Middle-age or older men and their doctors frequently face one of the most common dilemmas in practice. 50% of men above the age of 55 do experience enlargement of the prostate gland, which impairs urination somewhat. This is called Benign Prostatic Hypertrophy and is inconvenient but not danger.
On the other hand, prostate cancer is more of a concern if symptoms develop rapidly or a physician detects a mass on digital rectal exam. The vast majority of these are non-aggressive cancer which just sit there and pose no threat. However, a few percent are aggressive cancer which can be fatal! How to tell the difference?
The Old Protocol
Previously, a PSA test was the measure: it was thought that a high number — or a rising trend — represented a cancer risk. Prostate-Specific Antigen (PSA) measures a protein produced by prostate cells. It is known to be high in prostatitis (prostate inflammation) which is not related to cancer.
Next, a doctor does a digital rectal exam (DRE), inserting a gloved finger into the rectum just behind the prostate gland, and tries to detect a hard mass in the softer gland. If this is found or the PSA is high, the next procedure would be to do biopsies in one or more sites. The biopsy is graded under a microscope according to its degree of organized or disorganized tissue structure. A Gleason score of 6 or less shows grades of still structured cells, whereas a score of 7 or more up to 10 shows increased disorganization of tissue and cancer cells with increasing cell-division and invasiveness.
If warranted, chemotherapy with testosterone-blocking drugs, radiation, both, or even radical surgery. This depends on adjacent spread to other tissues or lymph nodes.
The Controversy
For many years, medical organizations have been concerned about whether the PSA test is a proper screening test. Screening tests in general aim to discover cancer at an early stage. Unfortunately, a vague screening test also discovers false positives. This leads to unnecessary treatment with attendant side effects and even deaths.
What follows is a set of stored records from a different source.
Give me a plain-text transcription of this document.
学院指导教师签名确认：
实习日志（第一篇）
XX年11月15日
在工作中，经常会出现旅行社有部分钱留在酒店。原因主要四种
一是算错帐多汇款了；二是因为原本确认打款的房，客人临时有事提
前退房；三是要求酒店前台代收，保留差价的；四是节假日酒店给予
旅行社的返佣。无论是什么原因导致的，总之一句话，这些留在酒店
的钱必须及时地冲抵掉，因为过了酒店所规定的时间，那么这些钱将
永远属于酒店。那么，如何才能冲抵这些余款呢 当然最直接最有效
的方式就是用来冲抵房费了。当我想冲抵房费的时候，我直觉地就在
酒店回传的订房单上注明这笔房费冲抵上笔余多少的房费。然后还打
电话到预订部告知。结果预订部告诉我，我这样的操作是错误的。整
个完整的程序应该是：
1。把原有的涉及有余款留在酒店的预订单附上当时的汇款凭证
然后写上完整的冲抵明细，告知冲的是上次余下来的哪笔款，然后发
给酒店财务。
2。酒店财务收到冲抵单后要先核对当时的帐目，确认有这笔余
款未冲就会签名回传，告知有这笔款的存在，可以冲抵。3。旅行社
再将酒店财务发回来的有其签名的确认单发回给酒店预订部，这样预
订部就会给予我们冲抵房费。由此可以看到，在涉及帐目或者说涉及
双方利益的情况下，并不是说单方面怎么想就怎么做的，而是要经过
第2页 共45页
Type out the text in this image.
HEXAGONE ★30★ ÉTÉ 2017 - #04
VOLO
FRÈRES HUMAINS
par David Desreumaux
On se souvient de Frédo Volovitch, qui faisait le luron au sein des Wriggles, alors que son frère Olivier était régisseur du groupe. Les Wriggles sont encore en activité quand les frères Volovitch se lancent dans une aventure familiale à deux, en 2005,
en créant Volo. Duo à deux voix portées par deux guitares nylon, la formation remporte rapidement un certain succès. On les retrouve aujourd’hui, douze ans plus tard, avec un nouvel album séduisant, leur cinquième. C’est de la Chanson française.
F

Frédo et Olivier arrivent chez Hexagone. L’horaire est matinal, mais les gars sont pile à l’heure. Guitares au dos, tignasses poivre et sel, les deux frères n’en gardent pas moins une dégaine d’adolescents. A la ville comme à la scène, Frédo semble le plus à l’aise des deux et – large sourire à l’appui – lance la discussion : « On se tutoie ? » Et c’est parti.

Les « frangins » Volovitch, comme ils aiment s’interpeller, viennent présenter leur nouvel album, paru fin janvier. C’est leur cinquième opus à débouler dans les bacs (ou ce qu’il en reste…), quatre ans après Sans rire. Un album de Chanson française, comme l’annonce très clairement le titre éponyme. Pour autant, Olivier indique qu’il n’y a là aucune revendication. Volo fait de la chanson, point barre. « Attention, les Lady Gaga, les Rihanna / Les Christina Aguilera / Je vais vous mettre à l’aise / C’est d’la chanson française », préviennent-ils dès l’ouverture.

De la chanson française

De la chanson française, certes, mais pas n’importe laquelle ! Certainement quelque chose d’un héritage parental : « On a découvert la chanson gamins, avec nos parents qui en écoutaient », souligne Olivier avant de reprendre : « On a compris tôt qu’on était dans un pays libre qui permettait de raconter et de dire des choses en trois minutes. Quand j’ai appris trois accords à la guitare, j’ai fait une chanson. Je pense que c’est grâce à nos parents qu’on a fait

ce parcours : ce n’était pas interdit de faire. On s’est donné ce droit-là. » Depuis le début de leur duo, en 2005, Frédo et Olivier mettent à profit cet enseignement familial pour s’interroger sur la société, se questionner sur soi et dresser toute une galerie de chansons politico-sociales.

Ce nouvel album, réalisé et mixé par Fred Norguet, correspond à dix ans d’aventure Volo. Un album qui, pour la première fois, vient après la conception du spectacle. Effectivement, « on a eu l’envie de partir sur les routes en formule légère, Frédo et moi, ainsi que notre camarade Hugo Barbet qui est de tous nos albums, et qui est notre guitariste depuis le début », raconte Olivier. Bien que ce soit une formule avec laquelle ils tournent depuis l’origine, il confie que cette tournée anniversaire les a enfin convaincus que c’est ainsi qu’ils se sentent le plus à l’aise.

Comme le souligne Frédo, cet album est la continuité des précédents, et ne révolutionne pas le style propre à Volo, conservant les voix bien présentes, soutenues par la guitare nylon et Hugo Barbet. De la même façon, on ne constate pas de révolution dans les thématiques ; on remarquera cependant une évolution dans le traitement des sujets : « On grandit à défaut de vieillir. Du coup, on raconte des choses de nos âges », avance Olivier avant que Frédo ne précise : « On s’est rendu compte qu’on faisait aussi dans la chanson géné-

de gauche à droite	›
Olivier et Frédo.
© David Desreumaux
Even when there is a cancer, 97% of prostate cancers are benign. They just sit there until the patient dies of something else later on. On autopsy, 100% who die of something else in the 90s have benign prostate cancer. Men who die in their 80s of something else, 90% have benign prostate cancer on autopsy. So, 97% of the time “wait and watch“ is the safest strategy. Nevertheless, 3% aggressive cancers is significant and needs to be identified!
To resolve the controversy, Cochrane for Clinicians in 2011 did a thorough study of six major official databases including 341,351 men aged 50-74 plus many many journals.They concluded that PSA does not significantly reduce prostate cancer outcomes. Moreover, false positives increase over-diagnosis, over-treatment, and treatment-associated morbidity (death).
[http://www.aafp.org/afp/2011/0401/p802.html]
Thus, the PSA test itself means nothing. A low PSA does not mean “no cancer.”And a high PSA does not mean “cancer.” Even a trend from low to high PSA does not necessarily mean higher risk.
Obviously a more specific test, especially for detecting only the aggressive form of cancer, is needed!
Toward better solutions
Nothing definitive has been developed yet to the satisfaction of the FDA or NIH. However, Cleveland Clinic has presented a promising approach at the American Urological Association in May 2016. They have identified changes in the molecular structure of the PSA molecule which do correlate clinically to patients with aggressive cancer vs. those with benign or nonexistent cancer. So far, 132 patients have been studied, so results are preliminary rather than definitive. But hope remains!
[https://www.sciencedaily.com/releases/2016/05/16051162334.htm]
There are some attempts to use a different scoring system to improve specificity.
phi = total PSA + free PSA + proPSA measures different biological forms of PSA and its precursors.
4KScore test = total PSA + free PSA + intact PSA + human kallikrein2 is similar but adds a different protein marker.
Progensa measures urinary Prostate Cancer Antigen (PCA3) following a digital rectal exam (DRE). The idea is that there is a protein that is only on cancer cells which can be dislodged by pressing on the prostate digitally from the rectum, and then detecting the antigen in a subsequent urine sample.
Similarly, there is a test that detects gene changes called TMPRSS2:ERG detected in a urine sample following a digital rectal exam.
Finally, ConfirmMDx is a test detecting gene changes obtained during an actual prostate biopsy.
Bottom Line
For the vast majority of men with symptoms of prostate enlargement in middle age, being examined is appropriate. At present, digital rectal exam is more reliable than PSA testing. So watch and wait with followup exams is very appropriate. If something is detected on exam, biopsy is still the next step. Sure, this is not comfortable, but aggressive forms of prostate cancer are still a common cause of death. It should not be ignored as a possibility.
Hopefully a more specific test will be available soon to help eliminate false positives.